Marta Quaglia immagina “Lo Spazio Bianco”

Marta Quaglia immagina “Lo Spazio Bianco”
Cos’è “lo spazio bianco”? Com'è possibile riempirlo? La risposta a queste domande è affidata in questa puntata a Marta Quaglia.

Quale concetto migliore per esaltare l’inventiva di un artista? Quale tema più liberamente interpretabile dello spazio bianco può esistere, a parte forse il suo opposto, l’oscurità?

Per questo abbiamo dato vita a uno spazio dove gli autori possano dare forma alle proprie idee e interpretazioni e, allo stesso tempo, a una piccola celebrazione del nostro sito, che intorno al concetto di “spazio bianco” è nato e che vedeva nel contorno vuoto delle vignette un non-luogo “dove i fumetti sono tutti uguali”.

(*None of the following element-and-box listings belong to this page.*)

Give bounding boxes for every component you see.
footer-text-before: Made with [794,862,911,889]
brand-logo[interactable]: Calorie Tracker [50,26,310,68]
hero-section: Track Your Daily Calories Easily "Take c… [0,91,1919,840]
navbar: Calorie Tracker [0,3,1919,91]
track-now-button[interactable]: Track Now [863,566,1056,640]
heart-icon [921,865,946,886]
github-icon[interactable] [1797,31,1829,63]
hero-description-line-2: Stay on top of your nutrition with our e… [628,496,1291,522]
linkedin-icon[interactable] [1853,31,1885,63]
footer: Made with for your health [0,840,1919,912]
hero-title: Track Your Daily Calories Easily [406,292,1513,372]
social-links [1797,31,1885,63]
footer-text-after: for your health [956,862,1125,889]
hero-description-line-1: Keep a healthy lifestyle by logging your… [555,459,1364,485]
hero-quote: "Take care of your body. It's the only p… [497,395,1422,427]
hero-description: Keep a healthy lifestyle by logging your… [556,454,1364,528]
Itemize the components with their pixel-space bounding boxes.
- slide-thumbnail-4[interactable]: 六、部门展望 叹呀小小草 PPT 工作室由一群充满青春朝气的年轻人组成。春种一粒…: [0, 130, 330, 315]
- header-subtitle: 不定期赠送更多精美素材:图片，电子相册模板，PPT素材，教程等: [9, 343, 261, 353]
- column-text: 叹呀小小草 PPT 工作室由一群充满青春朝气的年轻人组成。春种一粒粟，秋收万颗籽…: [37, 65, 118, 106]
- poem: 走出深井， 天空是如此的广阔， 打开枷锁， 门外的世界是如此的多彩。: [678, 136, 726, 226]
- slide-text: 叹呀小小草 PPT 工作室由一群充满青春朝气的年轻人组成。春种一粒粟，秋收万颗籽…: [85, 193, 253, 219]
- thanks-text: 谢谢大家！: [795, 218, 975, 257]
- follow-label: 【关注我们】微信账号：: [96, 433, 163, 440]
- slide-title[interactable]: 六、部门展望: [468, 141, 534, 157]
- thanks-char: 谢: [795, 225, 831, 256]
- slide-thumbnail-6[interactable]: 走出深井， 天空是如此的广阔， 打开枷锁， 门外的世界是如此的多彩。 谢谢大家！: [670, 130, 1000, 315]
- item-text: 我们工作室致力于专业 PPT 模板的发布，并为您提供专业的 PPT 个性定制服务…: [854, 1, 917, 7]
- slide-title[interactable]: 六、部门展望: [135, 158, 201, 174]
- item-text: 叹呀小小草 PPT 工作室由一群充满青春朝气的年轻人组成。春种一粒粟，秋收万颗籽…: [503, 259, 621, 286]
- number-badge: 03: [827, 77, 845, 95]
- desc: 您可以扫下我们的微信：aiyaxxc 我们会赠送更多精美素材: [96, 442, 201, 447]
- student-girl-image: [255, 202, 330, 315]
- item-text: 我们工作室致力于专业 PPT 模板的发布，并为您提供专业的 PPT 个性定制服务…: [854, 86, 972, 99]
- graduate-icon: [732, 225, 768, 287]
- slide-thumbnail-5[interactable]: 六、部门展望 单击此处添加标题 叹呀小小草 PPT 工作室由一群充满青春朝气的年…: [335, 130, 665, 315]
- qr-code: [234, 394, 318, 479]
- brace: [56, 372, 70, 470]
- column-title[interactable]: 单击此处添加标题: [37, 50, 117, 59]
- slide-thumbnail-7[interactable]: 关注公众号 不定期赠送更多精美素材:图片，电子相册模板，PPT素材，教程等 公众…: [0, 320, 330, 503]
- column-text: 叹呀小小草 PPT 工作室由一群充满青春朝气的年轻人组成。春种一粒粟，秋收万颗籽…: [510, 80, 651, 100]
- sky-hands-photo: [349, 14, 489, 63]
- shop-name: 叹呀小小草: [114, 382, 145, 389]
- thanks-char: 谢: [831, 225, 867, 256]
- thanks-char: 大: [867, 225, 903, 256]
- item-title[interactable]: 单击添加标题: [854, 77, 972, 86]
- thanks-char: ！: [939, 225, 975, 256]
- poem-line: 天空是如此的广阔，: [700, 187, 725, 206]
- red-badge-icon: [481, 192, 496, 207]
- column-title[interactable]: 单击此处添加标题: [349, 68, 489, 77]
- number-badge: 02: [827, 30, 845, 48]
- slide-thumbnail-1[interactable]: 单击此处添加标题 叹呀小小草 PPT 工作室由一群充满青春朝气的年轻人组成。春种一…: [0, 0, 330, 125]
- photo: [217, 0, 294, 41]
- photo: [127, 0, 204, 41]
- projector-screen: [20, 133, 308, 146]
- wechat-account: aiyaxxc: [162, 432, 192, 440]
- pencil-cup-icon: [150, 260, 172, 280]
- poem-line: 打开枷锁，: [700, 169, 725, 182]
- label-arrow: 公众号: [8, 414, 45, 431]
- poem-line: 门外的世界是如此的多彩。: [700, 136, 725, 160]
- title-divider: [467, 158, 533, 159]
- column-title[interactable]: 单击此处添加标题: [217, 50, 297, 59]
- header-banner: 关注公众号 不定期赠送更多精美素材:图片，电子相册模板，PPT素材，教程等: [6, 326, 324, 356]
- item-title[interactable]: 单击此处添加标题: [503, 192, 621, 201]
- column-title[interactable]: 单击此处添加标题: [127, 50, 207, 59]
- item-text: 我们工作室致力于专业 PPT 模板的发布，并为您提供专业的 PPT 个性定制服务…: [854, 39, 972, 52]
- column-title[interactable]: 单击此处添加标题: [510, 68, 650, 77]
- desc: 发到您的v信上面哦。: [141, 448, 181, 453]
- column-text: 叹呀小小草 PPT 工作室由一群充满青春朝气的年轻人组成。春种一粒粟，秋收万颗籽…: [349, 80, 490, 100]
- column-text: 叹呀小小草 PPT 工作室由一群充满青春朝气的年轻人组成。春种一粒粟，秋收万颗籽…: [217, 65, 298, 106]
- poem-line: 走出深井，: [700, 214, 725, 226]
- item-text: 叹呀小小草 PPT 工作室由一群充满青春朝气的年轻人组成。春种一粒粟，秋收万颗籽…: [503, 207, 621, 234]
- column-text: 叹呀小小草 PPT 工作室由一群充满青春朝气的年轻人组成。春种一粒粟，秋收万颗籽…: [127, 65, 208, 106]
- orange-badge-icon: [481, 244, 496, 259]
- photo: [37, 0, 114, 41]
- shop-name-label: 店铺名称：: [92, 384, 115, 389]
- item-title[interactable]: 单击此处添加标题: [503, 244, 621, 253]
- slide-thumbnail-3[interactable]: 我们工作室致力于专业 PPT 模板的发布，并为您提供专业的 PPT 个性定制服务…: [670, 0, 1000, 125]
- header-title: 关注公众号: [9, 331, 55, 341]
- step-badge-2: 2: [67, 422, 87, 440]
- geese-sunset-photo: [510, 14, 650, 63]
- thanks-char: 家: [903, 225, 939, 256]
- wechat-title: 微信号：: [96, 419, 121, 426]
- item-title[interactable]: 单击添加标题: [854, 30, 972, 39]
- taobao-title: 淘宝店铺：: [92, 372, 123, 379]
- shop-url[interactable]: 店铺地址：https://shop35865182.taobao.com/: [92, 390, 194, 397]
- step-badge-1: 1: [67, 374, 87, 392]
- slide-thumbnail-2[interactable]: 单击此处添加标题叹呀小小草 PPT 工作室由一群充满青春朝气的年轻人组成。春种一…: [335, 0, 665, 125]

Ospite di questa puntata è Marta Quaglia con la sua illustrazione “L’ora del the e dei corvi”. Buona visione.

L’ora del the e dei corvi

“Il mio spazio bianco, il luogo perfetto per disegnare, è dove ci sono le cose che amo di più, ovvero: il the verde, gli oreo, i corvi e i cerusici” – Marta Quaglia

SB_Immagina lo spazio bianco

Marta Quaglia

Marta, nata a Roma, ha vissuto in un paesino sperduto dei castelli romani, il quale ha come unica caratteristica una pioggia perenne, ambientazione che probabilmente ha caratterizzato la sua passione per l’horror e il macabro. SettePassi, la graphic novel  pubblicata da Shockdom, scritta da Enrico Martini e illustrata interamente da Marta, è il suo esordio ufficiale nel mondo del fumetto.